Принято любить Пелевина-Сорокина в литературе, группу «Ленинград» в музыке, Тарантино и «Догму» в кинематографе, Серебренникова в театре, живопись отсутствует, насчет скульптуры можно упоминать Шемякина. (Естественно, мы не рассматриваем мюзиклы, эстраду, антрепризу и блокбастеры, так как это все проходит по разделу «развлечения» или «отдохнуть».) Если не вдаваться в подробный анализ различий вышеперечисленных художественных явлений, можно заметить, что у них есть всего одно общее свойство – все они так или иначе радикальны. Нет ничего предосудительного и ненатурального в том, что подобные пристрастия объединяют городское студенчество, деклассированную богему, левых интеллектуалов и провинциальных модников (интеллектуалы и богема играют тут роль духовных вождей, прописывающих своей пастве то, что для самих пастырей кажется уже слишком слабым и пресным). Но невозможно вообразить себе ничего более абсурдного, чем присоединившиеся к ним буржуа. Выглядит это так же отвратительно, как душевная склонность буржуазии к народному вкусу – юмористам и укупникам.
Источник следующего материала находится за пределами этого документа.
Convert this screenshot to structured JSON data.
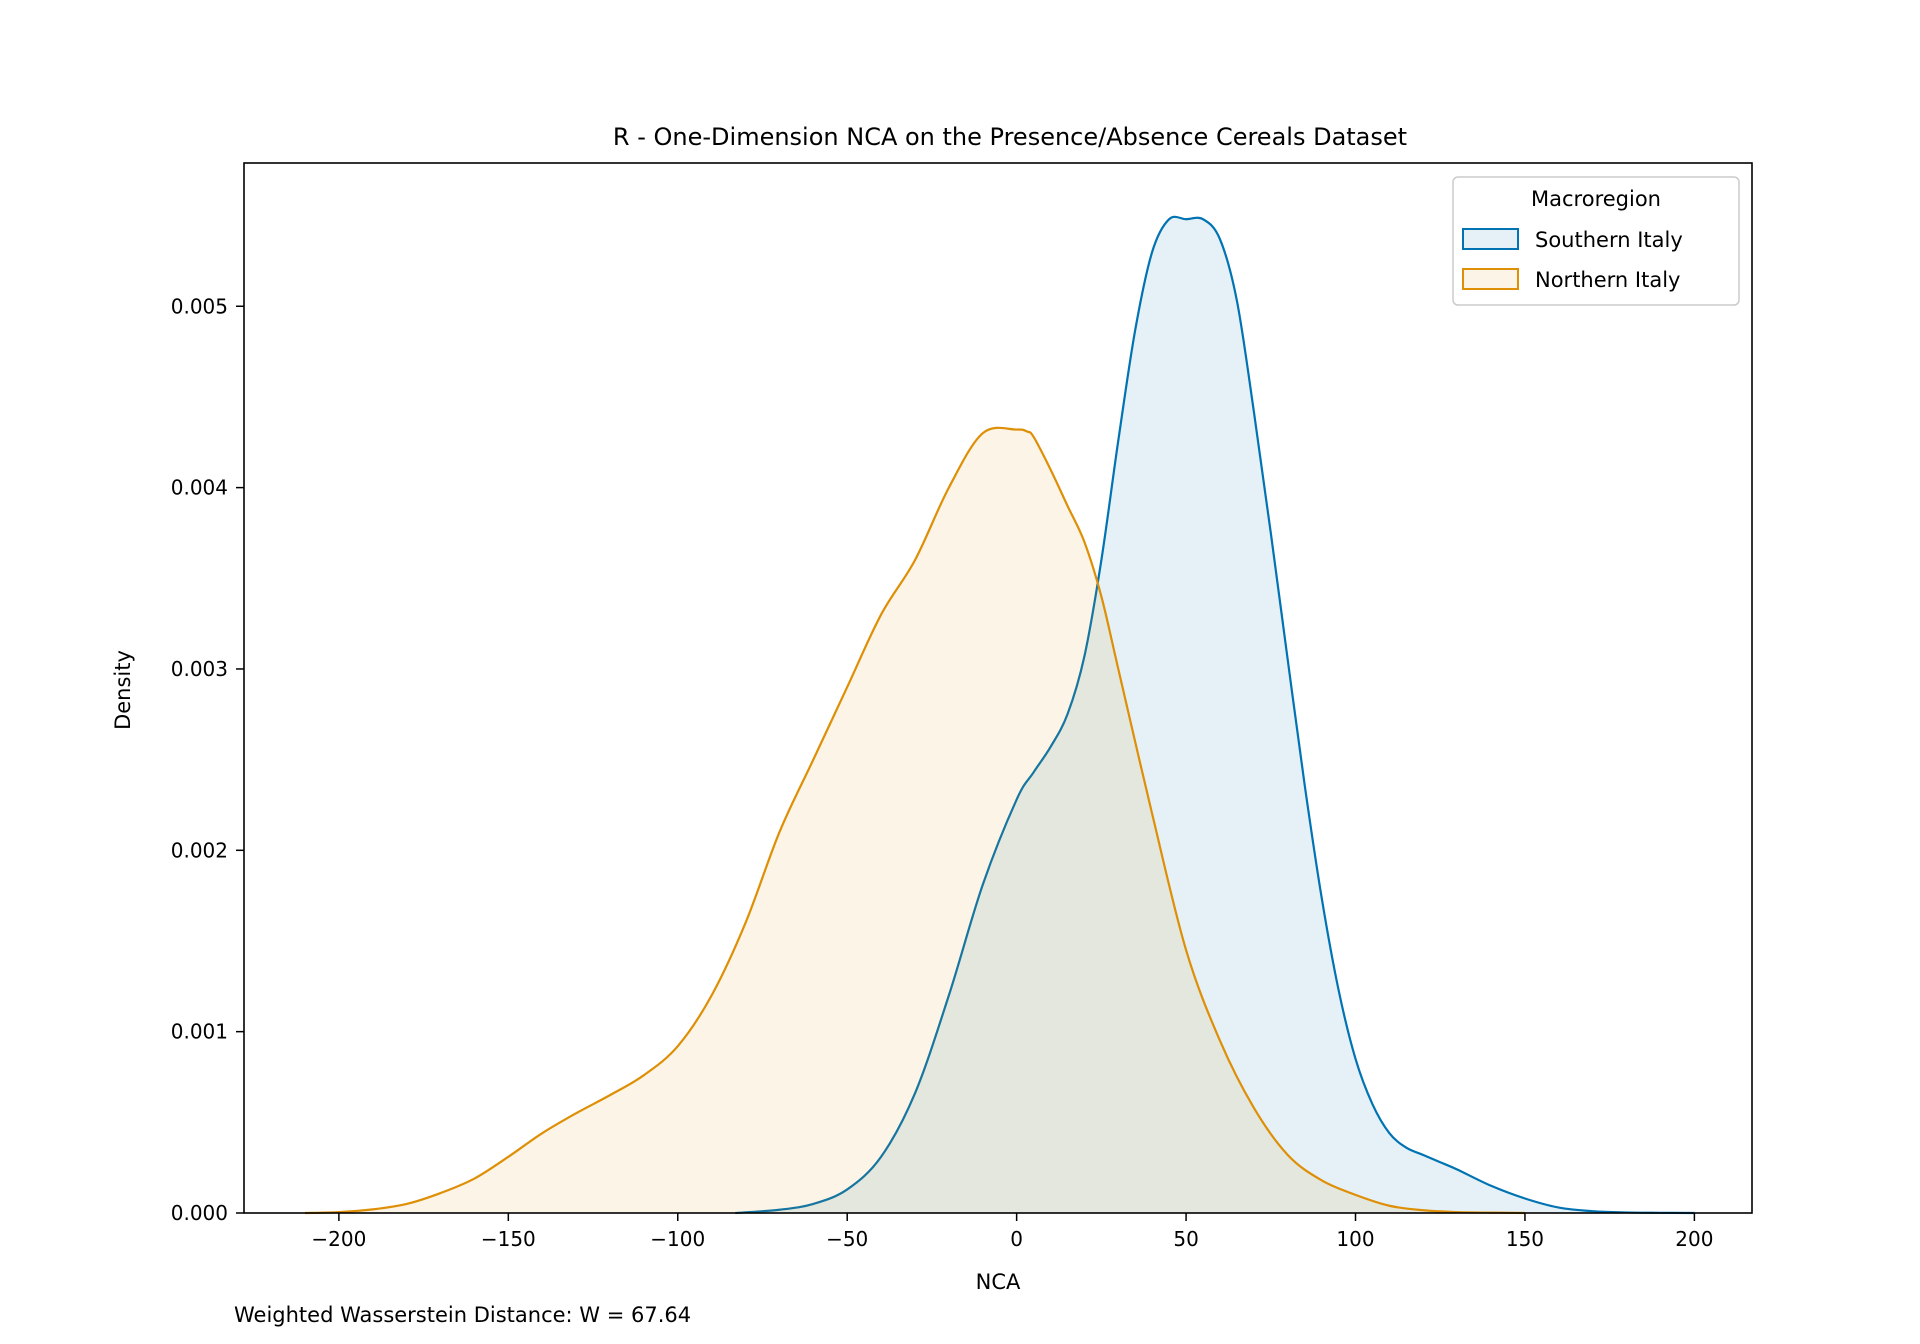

Когда отпрыски купеческих семейств Морозовых и Щукиных принялись собирать импрессионистов, все остальное сословие громко потешалось над ними, крутя пальцем у виска. И правильно делало! Буржуазия как оплот общественного порядка и столп здравого смысла в эстетических своих предпочтениях, предъявленных социуму, вынуждена и обязана пропагандировать консервативные, проверенные поколениями, безусловные художественные ценности: оперу, симфоническую музыку (до Штокхаузена с Вебером, естественно… да и Скрябина тоже не надо!), балет, классическую литературу, живопись старых мастеров (можно немного абстракции с экспрессионизмом), зверино-серьезное гуманистическое кино, Московский Художественный театр в Камергерском переулке, в крайнем случае Бориса Гребенщикова, да и то в его вертинской ипостаси. Никакого посягательства на свободу, упаси господи! Дома наедине с собой усталый миллионер может в охотку насладиться Приговым под музыку Мэрилина Мэнсона, принимая изящные позы на фоне инсталляций Олега Кулика, – ради бога, исполать ему.
Если он явит подобную изысканность городу и миру, то и город, и мир решат, что уж им-то тогда все можно, раз уж столп-то общества в такие экстравагантности пускается. Тогда дочки земских врачей начинают маршировать голыми по улицам в колоннах эгофутуристов, родовая аристократия принимается заседать в солдатских советах, а пожилые матроны тихо вышивают серп и молот на исподнем мужей. Чем это кончается, все мы знаем.
«Ведомости», 21.02.2003

ЗАМКНУТЫЙ КРУГ

Когда видишь на книжной полке мемуары П. А. Бурышкина «Москва купеческая», невольно ожидаешь обнаружить очерк нравов. Между тем содержание этой книги – история купеческой благотворительности. Читаешь и поражаешься: как сложна, многообразна, богата идеями и чувствами была русская жизнь. Замкнутость московского купечества так легко объяснить неприязнью народа к толстосумам и так трудно проникнуться пониманием коренной связи купечества с народом, постоянным сознанием этой связи и долга, противопоставлением своего ответственного и богобоязненного сословия легкомысленной, недальновидной и безалаберной аристократии.
Современное русское купечество наследует образ поведения именно от аристократии. Алчность в сочетании с расточительством, неслыханное социальное высокомерие (например, глубокое убеждение, что бедные – это те, кто просто не хочет работать), уверенность в собственной исключительности и неуязвимости, привычка к излишествам – все это превращает класс предпринимателей в какого-то коллективного Феликса Юсупова.